SPHinXsys
SPHinXsys copied to clipboard
Making cache-friendly loops
https://github.com/Xiangyu-Hu/SPHinXsys/blob/1e0042b5040c6f59b9fa98e7634c33f63090fd1a/SPHINXsys/src/shared/particle_dynamics/solid_dynamics/solid_dynamics.cpp#L770-L778
While considering vectorization and see how it could fit, I ended up thinking specifically about this part of the code above. This kind of loop is suboptimal as it is doing one action on several different arrays. A data-oriented and cache-friendly approach would be applying the operation for each array one after the other:
for(auto index_i = 0; index_i < total_real_particles; ++index_i)
pos_n_[index_i] += vel_n_[index_i] * dt * 0.5;
for(auto i = 0; i < total_real_particles; ++i)
F_[index_i] += dF_dt_[index_i] * dt * 0.5;
for(auto i = 0; i < total_real_particles; ++i)
rho_n_[index_i] = rho0_ / det(F_[index_i]);
for(auto i = 0; i < total_real_particles; ++i)
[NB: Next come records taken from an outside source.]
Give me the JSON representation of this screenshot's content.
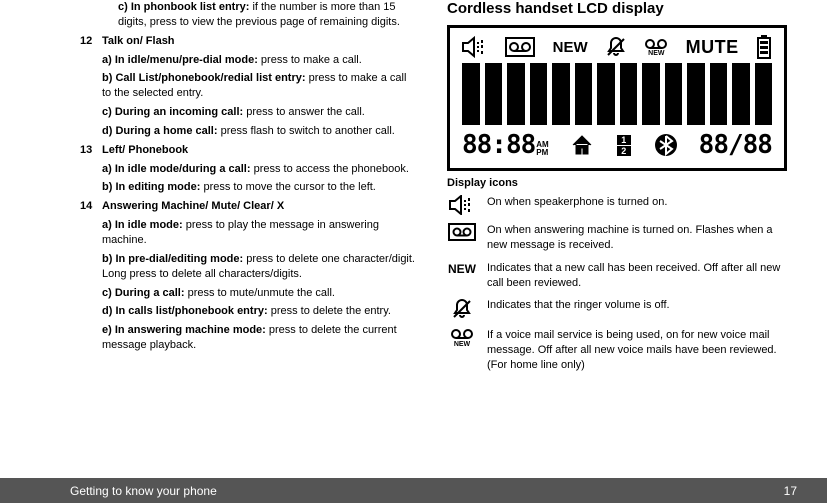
{
  "left": {
    "i11c_lbl": "c) In phonbook list entry:",
    "i11c_txt": " if the number is more than 15 digits, press to view the previous page of remaining digits.",
    "n12": "12",
    "t12": "Talk on/ Flash",
    "i12a_lbl": "a) In idle/menu/pre-dial mode:",
    "i12a_txt": " press to make a call.",
    "i12b_lbl": "b) Call List/phonebook/redial list entry:",
    "i12b_txt": " press to make a call to the selected entry.",
    "i12c_lbl": "c) During an incoming call:",
    "i12c_txt": " press to answer the call.",
    "i12d_lbl": "d) During a home call:",
    "i12d_txt": " press flash to switch to another call.",
    "n13": "13",
    "t13": "Left/ Phonebook",
    "i13a_lbl": "a) In idle mode/during a call:",
    "i13a_txt": " press to access the phonebook.",
    "i13b_lbl": "b) In editing mode:",
    "i13b_txt": " press to move the cursor to the left.",
    "n14": "14",
    "t14": "Answering Machine/ Mute/ Clear/ X",
    "i14a_lbl": "a) In idle mode:",
    "i14a_txt": " press to play the message in answering machine.",
    "i14b_lbl": "b) In pre-dial/editing mode:",
    "i14b_txt": " press to delete one character/digit. Long press to delete all characters/digits.",
    "i14c_lbl": "c) During a call:",
    "i14c_txt": " press to mute/unmute the call.",
    "i14d_lbl": "d) In calls list/phonebook entry:",
    "i14d_txt": " press to delete the entry.",
    "i14e_lbl": "e) In answering machine mode:",
    "i14e_txt": " press to delete the current message playback."
  },
  "right": {
    "heading": "Cordless handset LCD display",
    "lcd_new": "NEW",
    "lcd_mute": "MUTE",
    "lcd_newsmall": "NEW",
    "lcd_time": "88:88",
    "lcd_am": "AM",
    "lcd_pm": "PM",
    "lcd_hs": "2",
    "lcd_date": "88/88",
    "icons_heading": "Display icons",
    "d_speaker": "On when speakerphone is turned on.",
    "d_tape": "On when answering machine is turned on. Flashes when a new message is received.",
    "d_new": "Indicates that a new call has been received. Off after all new call been reviewed.",
    "d_bell": "Indicates that the ringer volume is off.",
    "d_vm": "If a voice mail service is being used, on for new voice mail message. Off after all new voice mails have been reviewed. (For home line only)",
    "newlabel": "NEW",
    "vm_newlabel": "NEW"
  },
  "footer": {
    "left": "Getting to know your phone",
    "right": "17"
  }
}
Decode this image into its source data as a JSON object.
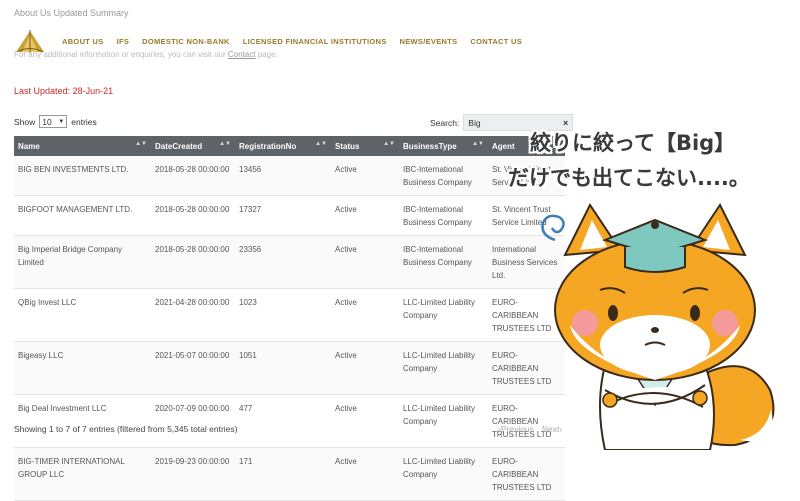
{
  "page": {
    "top_text": "About Us  Updated Summary",
    "info_text": "For any additional information or enquiries, you can visit our",
    "info_link": "Contact",
    "info_tail": "page.",
    "last_updated_label": "Last Updated:",
    "last_updated_value": "28-Jun-21"
  },
  "nav": {
    "items": [
      "ABOUT US",
      "IFS",
      "DOMESTIC NON-BANK",
      "LICENSED FINANCIAL INSTITUTIONS",
      "NEWS/EVENTS",
      "CONTACT US"
    ],
    "color": "#9a7b2c"
  },
  "controls": {
    "show_label": "Show",
    "show_value": "10",
    "entries_label": "entries",
    "search_label": "Search:",
    "search_value": "Big",
    "clear_symbol": "×"
  },
  "table": {
    "columns": [
      "Name",
      "DateCreated",
      "RegistrationNo",
      "Status",
      "BusinessType",
      "Agent"
    ],
    "rows": [
      [
        "BIG BEN INVESTMENTS LTD.",
        "2018-05-28 00:00:00",
        "13456",
        "Active",
        "IBC-International Business Company",
        "St. Vincent Trust Service Limited"
      ],
      [
        "BIGFOOT MANAGEMENT LTD.",
        "2018-05-28 00:00:00",
        "17327",
        "Active",
        "IBC-International Business Company",
        "St. Vincent Trust Service Limited"
      ],
      [
        "Big Imperial Bridge Company Limited",
        "2018-05-28 00:00:00",
        "23356",
        "Active",
        "IBC-International Business Company",
        "International Business Services Ltd."
      ],
      [
        "QBig Invest LLC",
        "2021-04-28 00:00:00",
        "1023",
        "Active",
        "LLC-Limited Liability Company",
        "EURO-CARIBBEAN TRUSTEES LTD"
      ],
      [
        "Bigeasy LLC",
        "2021-05-07 00:00:00",
        "1051",
        "Active",
        "LLC-Limited Liability Company",
        "EURO-CARIBBEAN TRUSTEES LTD"
      ],
      [
        "Big Deal Investment LLC",
        "2020-07-09 00:00:00",
        "477",
        "Active",
        "LLC-Limited Liability Company",
        "EURO-CARIBBEAN TRUSTEES LTD"
      ],
      [
        "BIG-TIMER INTERNATIONAL GROUP LLC",
        "2019-09-23 00:00:00",
        "171",
        "Active",
        "LLC-Limited Liability Company",
        "EURO-CARIBBEAN TRUSTEES LTD"
      ]
    ],
    "header_bg": "#5e6368"
  },
  "footer": {
    "summary": "Showing 1 to 7 of 7 entries (filtered from 5,345 total entries)",
    "prev": "Previous",
    "next": "Next"
  },
  "overlay": {
    "line1": "絞りに絞って【Big】",
    "line2": "だけでも出てこない....。"
  }
}
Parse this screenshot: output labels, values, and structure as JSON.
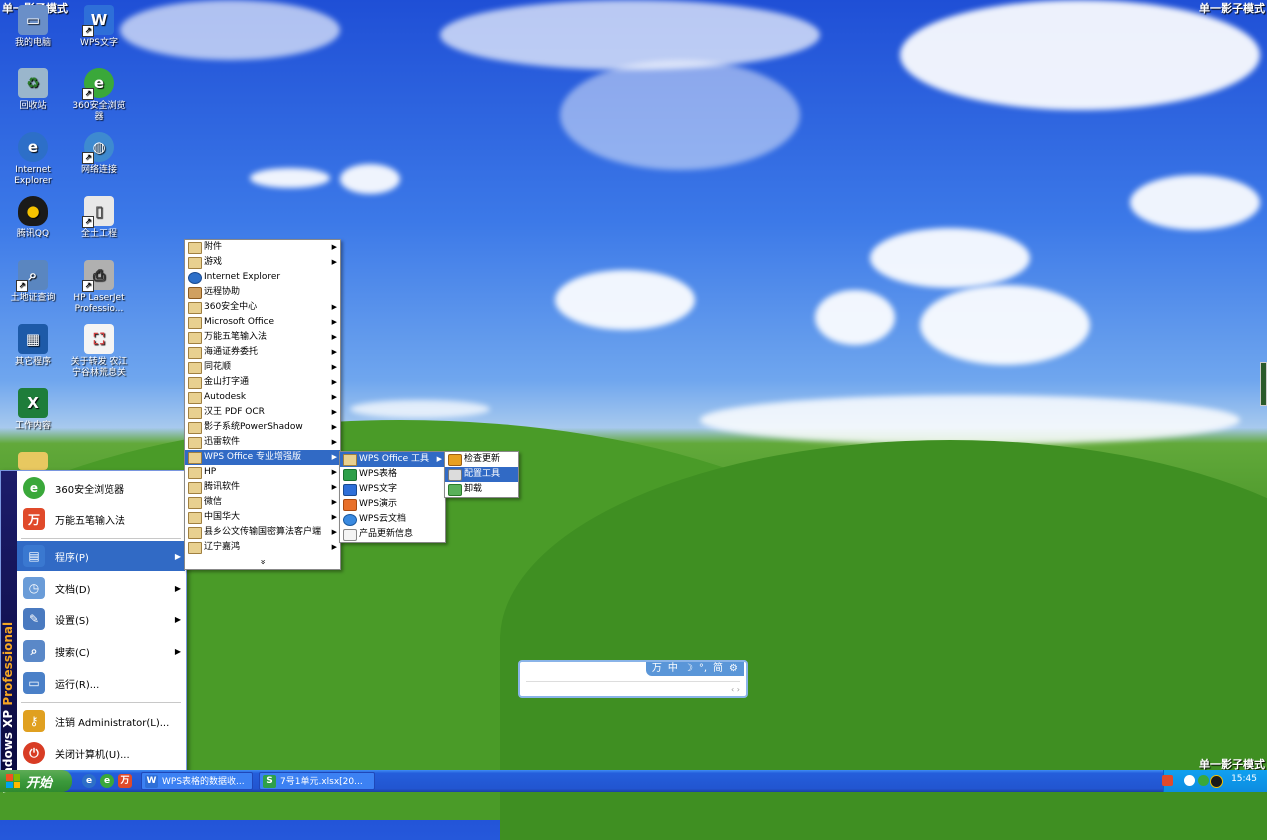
{
  "corner_labels": [
    "单一影子模式",
    "单一影子模式",
    "单一影子模式"
  ],
  "desktop_icons": [
    {
      "label": "我的电脑",
      "color": "#6a8fc8"
    },
    {
      "label": "WPS文字",
      "color": "#2e6fd8"
    },
    {
      "label": "回收站",
      "color": "#9ab6cc"
    },
    {
      "label": "360安全浏览器",
      "color": "#3aa83a"
    },
    {
      "label": "Internet Explorer",
      "color": "#2d6fc8"
    },
    {
      "label": "网络连接",
      "color": "#3e8ad0"
    },
    {
      "label": "腾讯QQ",
      "color": "#1a1a1a"
    },
    {
      "label": "全土工程",
      "color": "#e8e8e8"
    },
    {
      "label": "土地证查询",
      "color": "#5a86c0"
    },
    {
      "label": "HP LaserJet Professio...",
      "color": "#b0b0b0"
    },
    {
      "label": "其它程序",
      "color": "#1d5aa8"
    },
    {
      "label": "关于转发 农江宁谷林荒息关",
      "color": "#d04040"
    },
    {
      "label": "工作内容",
      "color": "#1e7d3a"
    }
  ],
  "start_menu": {
    "side_label_prefix": "Windows XP",
    "side_label_suffix": " Professional",
    "pinned": [
      {
        "label": "360安全浏览器",
        "color": "#3aa83a",
        "glyph": "e"
      },
      {
        "label": "万能五笔输入法",
        "color": "#e04a2a",
        "glyph": "万"
      }
    ],
    "items": [
      {
        "label": "程序(P)",
        "color": "#3a78d0",
        "glyph": "▤",
        "arrow": "▶"
      },
      {
        "label": "文档(D)",
        "color": "#6a9cd8",
        "glyph": "◷",
        "arrow": "▶"
      },
      {
        "label": "设置(S)",
        "color": "#4a7ac0",
        "glyph": "✎",
        "arrow": "▶"
      },
      {
        "label": "搜索(C)",
        "color": "#5a88c8",
        "glyph": "⌕",
        "arrow": "▶"
      },
      {
        "label": "运行(R)...",
        "color": "#4a80c8",
        "glyph": "▭",
        "arrow": ""
      },
      {
        "label": "注销 Administrator(L)...",
        "color": "#e0a020",
        "glyph": "⚷",
        "arrow": ""
      },
      {
        "label": "关闭计算机(U)...",
        "color": "#d83c24",
        "glyph": "⏻",
        "arrow": ""
      }
    ]
  },
  "programs_menu": [
    {
      "label": "附件",
      "arrow": true
    },
    {
      "label": "游戏",
      "arrow": true
    },
    {
      "label": "Internet Explorer",
      "arrow": false
    },
    {
      "label": "远程协助",
      "arrow": false
    },
    {
      "label": "360安全中心",
      "arrow": true
    },
    {
      "label": "Microsoft Office",
      "arrow": true
    },
    {
      "label": "万能五笔输入法",
      "arrow": true
    },
    {
      "label": "海通证券委托",
      "arrow": true
    },
    {
      "label": "同花顺",
      "arrow": true
    },
    {
      "label": "金山打字通",
      "arrow": true
    },
    {
      "label": "Autodesk",
      "arrow": true
    },
    {
      "label": "汉王 PDF OCR",
      "arrow": true
    },
    {
      "label": "影子系统PowerShadow",
      "arrow": true
    },
    {
      "label": "迅雷软件",
      "arrow": true
    },
    {
      "label": "WPS Office 专业增强版",
      "arrow": true,
      "highlight": true
    },
    {
      "label": "HP",
      "arrow": true
    },
    {
      "label": "腾讯软件",
      "arrow": true
    },
    {
      "label": "微信",
      "arrow": true
    },
    {
      "label": "中国华大",
      "arrow": true
    },
    {
      "label": "县乡公文传输国密算法客户端",
      "arrow": true
    },
    {
      "label": "辽宁嘉鸿",
      "arrow": true
    }
  ],
  "programs_more": "»",
  "wps_menu": [
    {
      "label": "WPS Office 工具",
      "arrow": true,
      "highlight": true
    },
    {
      "label": "WPS表格",
      "arrow": false
    },
    {
      "label": "WPS文字",
      "arrow": false
    },
    {
      "label": "WPS演示",
      "arrow": false
    },
    {
      "label": "WPS云文档",
      "arrow": false
    },
    {
      "label": "产品更新信息",
      "arrow": false
    }
  ],
  "tools_menu": [
    {
      "label": "检查更新",
      "highlight": false
    },
    {
      "label": "配置工具",
      "highlight": true
    },
    {
      "label": "卸载",
      "highlight": false
    }
  ],
  "ime_bar": {
    "icons": [
      "万",
      "中",
      "☽",
      "°,",
      "简",
      "⚙"
    ],
    "nav": "‹ ›"
  },
  "taskbar": {
    "start_label": "开始",
    "quick_launch": [
      "e",
      "e",
      "万"
    ],
    "buttons": [
      {
        "label": "WPS表格的数据收...",
        "icon": "W",
        "color": "#2e6fd8"
      },
      {
        "label": "7号1单元.xlsx[20...",
        "icon": "S",
        "color": "#2ea04a"
      }
    ],
    "clock": "15:45"
  }
}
stress_PK1_[index_i] = F_[index_i] * material_->ConstitutiveRelation(F_[index_i], index_i);
It does not seem so widespread overall in the codebase (as only one field is getting touched) but the architecture around ParticleDynamics1Level
in the library favors this kind of pattern.
It is good starting point. Need some test to see whether we get benefits. And how to combine with parallelization.